Qu'arriverait-il si nous apprenions comment être heureux maintenant, et de là, comment participer à ces changements par lesquels nous pourrions nourrir tous les habitants de la planète, soigner toutes les maladies, faciliter les négociations et rétablir l'harmonie entre les peuples de races et d'ethnies différentes, divisés par des conflits politiques et sociaux ? Qu'arriverait-il si nous réalisions ce but, en commençant par établir en nous-mêmes un état d'esprit ou régneraient la joie, le respect de l'autre, et l'ouverture ? Je pense que ces résolutions pourraient se concrétiser d'une manière beaucoup plus efficace, en comparaison de ce qui se passe actuellement.

ML. Vous avez travaillé avec de nombreuses personnes durant des années. Quelle est la leçon la plus enrichissante que vous ayez pu tirer de vos expériences avec les hommes et des conditions qui ont encadré votre travail ?
BNK. Ce que nous sentons, notre vie émotionnelle, et ce que nous faisons, notre vie comportementale, sont des processus qui sont complètement basés sur nos croyances et sur la façon dont nous choisissons de voir les choses. Cette perception s'est révélée très présente pour moi, je veux dire d'un point de vue personnel, mais aussi dans mes relations de travail avec les autres.
Nos pensées et les visions que nous créons à propos des circonstances de notre vie, de nous-mêmes et des autres sont des élaborations que nous apprenons et que nous renforçons, mais que nous pouvons choisir de modifier. Si nous le faisions réellement, alors nos sensations, nos émotions et nos comportements, qui proviennent de ces croyances et visions, changeraient aussi inévitablement. Je le ressens comme une potentialité extraordinaire de la condition humaine, car c'est une conception qui ouvre la voie vers des opportunités immenses.

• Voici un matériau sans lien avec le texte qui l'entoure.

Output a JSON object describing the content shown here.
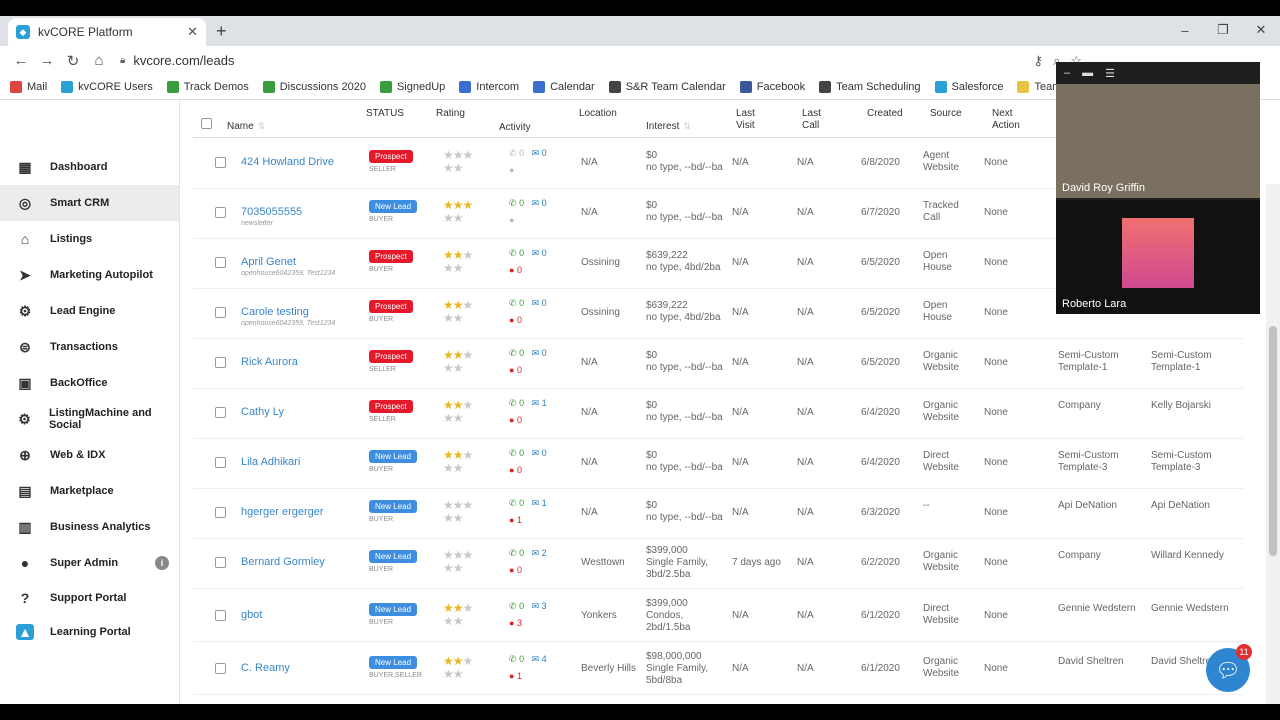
{
  "browser": {
    "tab_title": "kvCORE Platform",
    "url": "kvcore.com/leads",
    "bookmarks": [
      "Mail",
      "kvCORE Users",
      "Track Demos",
      "Discussions 2020",
      "SignedUp",
      "Intercom",
      "Calendar",
      "S&R Team Calendar",
      "Facebook",
      "Team Scheduling",
      "Salesforce",
      "Team Rosters"
    ]
  },
  "sidebar": {
    "items": [
      {
        "label": "Dashboard",
        "icon": "dashboard-icon"
      },
      {
        "label": "Smart CRM",
        "icon": "crm-icon"
      },
      {
        "label": "Listings",
        "icon": "home-icon"
      },
      {
        "label": "Marketing Autopilot",
        "icon": "paper-plane-icon"
      },
      {
        "label": "Lead Engine",
        "icon": "engine-icon"
      },
      {
        "label": "Transactions",
        "icon": "transactions-icon"
      },
      {
        "label": "BackOffice",
        "icon": "backoffice-icon"
      },
      {
        "label": "ListingMachine and Social",
        "icon": "listing-machine-icon"
      },
      {
        "label": "Web & IDX",
        "icon": "globe-icon"
      },
      {
        "label": "Marketplace",
        "icon": "marketplace-icon"
      },
      {
        "label": "Business Analytics",
        "icon": "analytics-icon"
      },
      {
        "label": "Super Admin",
        "icon": "admin-icon"
      },
      {
        "label": "Support Portal",
        "icon": "help-icon"
      },
      {
        "label": "Learning Portal",
        "icon": "graduation-cap-icon"
      }
    ]
  },
  "table": {
    "headers": {
      "name": "Name",
      "status": "STATUS",
      "rating": "Rating",
      "activity": "Activity",
      "location": "Location",
      "interest": "Interest",
      "last_visit_1": "Last",
      "last_visit_2": "Visit",
      "last_call_1": "Last",
      "last_call_2": "Call",
      "created": "Created",
      "source": "Source",
      "next_action_1": "Next",
      "next_action_2": "Action"
    },
    "rows": [
      {
        "name": "424 Howland Drive",
        "sub": "",
        "status": "Prospect",
        "type": "SELLER",
        "stars": 0,
        "calls": "0",
        "emails": "0",
        "texts": "",
        "location": "N/A",
        "int1": "$0",
        "int2": "no type, --bd/--ba",
        "int3": "",
        "visit": "N/A",
        "call": "N/A",
        "created": "6/8/2020",
        "src1": "Agent",
        "src2": "Website",
        "next": "None",
        "col1a": "",
        "col1b": "",
        "col2a": "",
        "col2b": ""
      },
      {
        "name": "7035055555",
        "sub": "newsletter",
        "status": "New Lead",
        "type": "BUYER",
        "stars": 3,
        "calls": "0",
        "emails": "0",
        "texts": "",
        "location": "N/A",
        "int1": "$0",
        "int2": "no type, --bd/--ba",
        "int3": "",
        "visit": "N/A",
        "call": "N/A",
        "created": "6/7/2020",
        "src1": "Tracked",
        "src2": "Call",
        "next": "None",
        "col1a": "",
        "col1b": "",
        "col2a": "",
        "col2b": ""
      },
      {
        "name": "April Genet",
        "sub": "openhouse6042359, Test1234",
        "status": "Prospect",
        "type": "BUYER",
        "stars": 2,
        "calls": "0",
        "emails": "0",
        "texts": "0",
        "location": "Ossining",
        "int1": "$639,222",
        "int2": "no type, 4bd/2ba",
        "int3": "",
        "visit": "N/A",
        "call": "N/A",
        "created": "6/5/2020",
        "src1": "Open",
        "src2": "House",
        "next": "None",
        "col1a": "",
        "col1b": "",
        "col2a": "",
        "col2b": ""
      },
      {
        "name": "Carole testing",
        "sub": "openhouse6042359, Test1234",
        "status": "Prospect",
        "type": "BUYER",
        "stars": 2,
        "calls": "0",
        "emails": "0",
        "texts": "0",
        "location": "Ossining",
        "int1": "$639,222",
        "int2": "no type, 4bd/2ba",
        "int3": "",
        "visit": "N/A",
        "call": "N/A",
        "created": "6/5/2020",
        "src1": "Open",
        "src2": "House",
        "next": "None",
        "col1a": "",
        "col1b": "",
        "col2a": "",
        "col2b": ""
      },
      {
        "name": "Rick Aurora",
        "sub": "",
        "status": "Prospect",
        "type": "SELLER",
        "stars": 2,
        "calls": "0",
        "emails": "0",
        "texts": "0",
        "location": "N/A",
        "int1": "$0",
        "int2": "no type, --bd/--ba",
        "int3": "",
        "visit": "N/A",
        "call": "N/A",
        "created": "6/5/2020",
        "src1": "Organic",
        "src2": "Website",
        "next": "None",
        "col1a": "Semi-Custom",
        "col1b": "Template-1",
        "col2a": "Semi-Custom",
        "col2b": "Template-1"
      },
      {
        "name": "Cathy Ly",
        "sub": "",
        "status": "Prospect",
        "type": "SELLER",
        "stars": 2,
        "calls": "0",
        "emails": "1",
        "texts": "0",
        "location": "N/A",
        "int1": "$0",
        "int2": "no type, --bd/--ba",
        "int3": "",
        "visit": "N/A",
        "call": "N/A",
        "created": "6/4/2020",
        "src1": "Organic",
        "src2": "Website",
        "next": "None",
        "col1a": "Company",
        "col1b": "",
        "col2a": "Kelly Bojarski",
        "col2b": ""
      },
      {
        "name": "Lila Adhikari",
        "sub": "",
        "status": "New Lead",
        "type": "BUYER",
        "stars": 2,
        "calls": "0",
        "emails": "0",
        "texts": "0",
        "location": "N/A",
        "int1": "$0",
        "int2": "no type, --bd/--ba",
        "int3": "",
        "visit": "N/A",
        "call": "N/A",
        "created": "6/4/2020",
        "src1": "Direct",
        "src2": "Website",
        "next": "None",
        "col1a": "Semi-Custom",
        "col1b": "Template-3",
        "col2a": "Semi-Custom",
        "col2b": "Template-3"
      },
      {
        "name": "hgerger ergerger",
        "sub": "",
        "status": "New Lead",
        "type": "BUYER",
        "stars": 0,
        "calls": "0",
        "emails": "1",
        "texts": "1",
        "location": "N/A",
        "int1": "$0",
        "int2": "no type, --bd/--ba",
        "int3": "",
        "visit": "N/A",
        "call": "N/A",
        "created": "6/3/2020",
        "src1": "--",
        "src2": "",
        "next": "None",
        "col1a": "Api DeNation",
        "col1b": "",
        "col2a": "Api DeNation",
        "col2b": ""
      },
      {
        "name": "Bernard Gormley",
        "sub": "",
        "status": "New Lead",
        "type": "BUYER",
        "stars": 0,
        "calls": "0",
        "emails": "2",
        "texts": "0",
        "location": "Westtown",
        "int1": "$399,000",
        "int2": "Single Family,",
        "int3": "3bd/2.5ba",
        "visit": "7 days ago",
        "call": "N/A",
        "created": "6/2/2020",
        "src1": "Organic",
        "src2": "Website",
        "next": "None",
        "col1a": "Company",
        "col1b": "",
        "col2a": "Willard Kennedy",
        "col2b": ""
      },
      {
        "name": "gbot",
        "sub": "",
        "status": "New Lead",
        "type": "BUYER",
        "stars": 2,
        "calls": "0",
        "emails": "3",
        "texts": "3",
        "location": "Yonkers",
        "int1": "$399,000",
        "int2": "Condos,",
        "int3": "2bd/1.5ba",
        "visit": "N/A",
        "call": "N/A",
        "created": "6/1/2020",
        "src1": "Direct",
        "src2": "Website",
        "next": "None",
        "col1a": "Gennie Wedstern",
        "col1b": "",
        "col2a": "Gennie Wedstern",
        "col2b": ""
      },
      {
        "name": "C. Reamy",
        "sub": "",
        "status": "New Lead",
        "type": "BUYER,SELLER",
        "stars": 2,
        "calls": "0",
        "emails": "4",
        "texts": "1",
        "location": "Beverly Hills",
        "int1": "$98,000,000",
        "int2": "Single Family,",
        "int3": "5bd/8ba",
        "visit": "N/A",
        "call": "N/A",
        "created": "6/1/2020",
        "src1": "Organic",
        "src2": "Website",
        "next": "None",
        "col1a": "David Sheltren",
        "col1b": "",
        "col2a": "David Sheltre",
        "col2b": ""
      }
    ]
  },
  "video": {
    "participant1": "David Roy Griffin",
    "participant2": "Roberto Lara"
  },
  "chat": {
    "unread": "11"
  },
  "colors": {
    "prospect": "#e5192a",
    "new_lead": "#3d8ee0",
    "star": "#c8c8c8",
    "link": "#3a86c8"
  }
}
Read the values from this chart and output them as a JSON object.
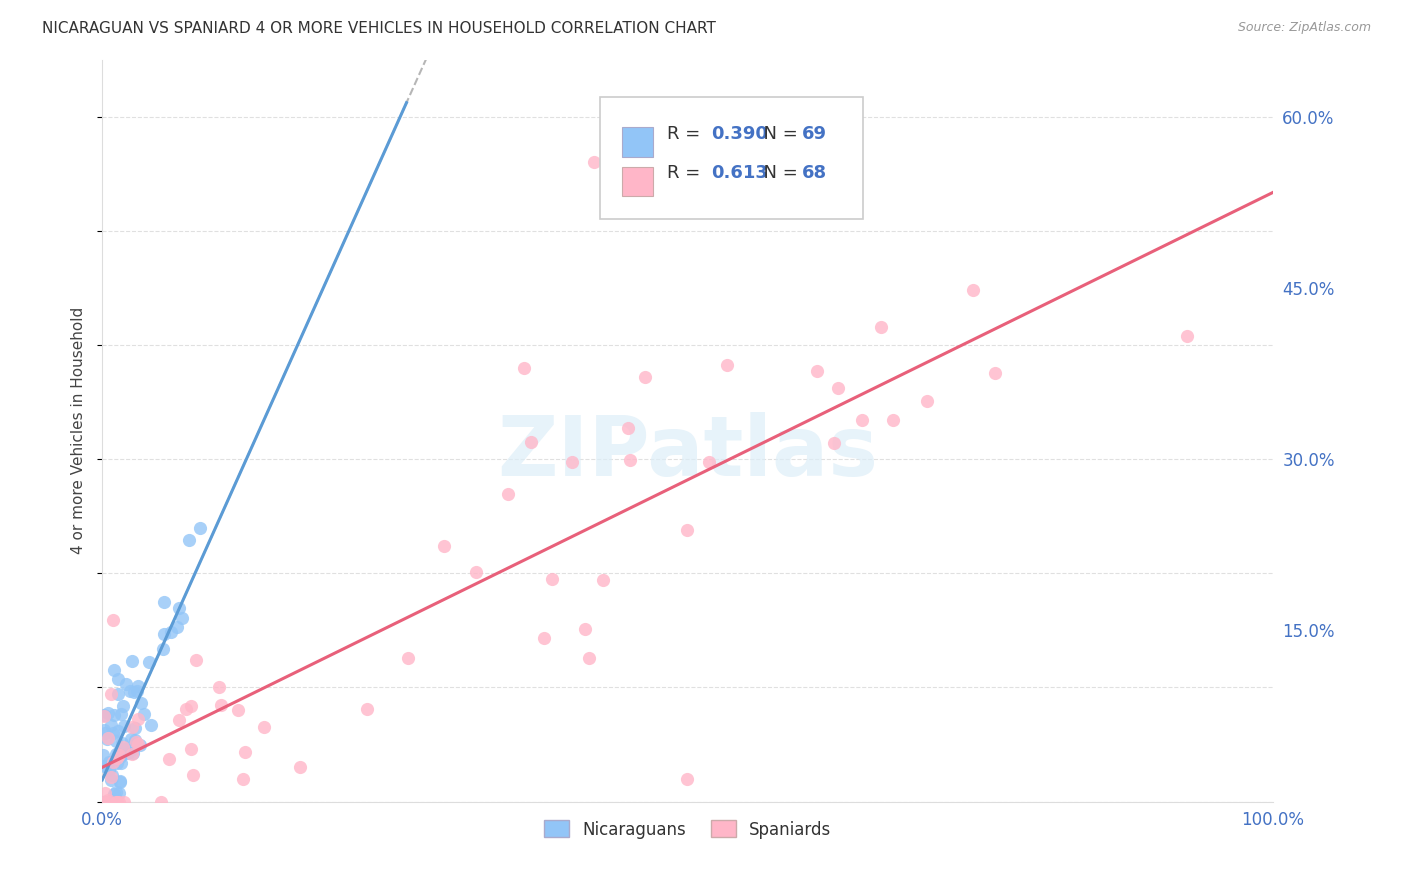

Tout autour du globe, les gens tournent en rond, tous les jours, autour de la même question : « Ceci est-il bon pour moi ? » ou « ceci est-il mauvais pour moi ? » Si nous répondons par la négative, alors s'installent l'affliction et l'inconfort. Si nous répondons par l'affirmative ou si nous entrevoyons au moins une opportunité, la réflexion initiale évolue vers un sentiment d'exaltation, d'ouverture, d'enthousiasme et d'encouragement.
Pour moi, ce qui est prodigieux, dans tout ceci, est que c'est nous, en réalité, qui façonnons notre vision de la vie. Alors, pourquoi n'apprendrions-nous pas à façonner nos vies de manière à voir l'opportunité qui se présente ; ce qui nous est donné au cours de notre vie au travers des événements que nous vivons et qui est gratifiant au niveau personnel, national et international. Et cela fonctionne sur tous les plans.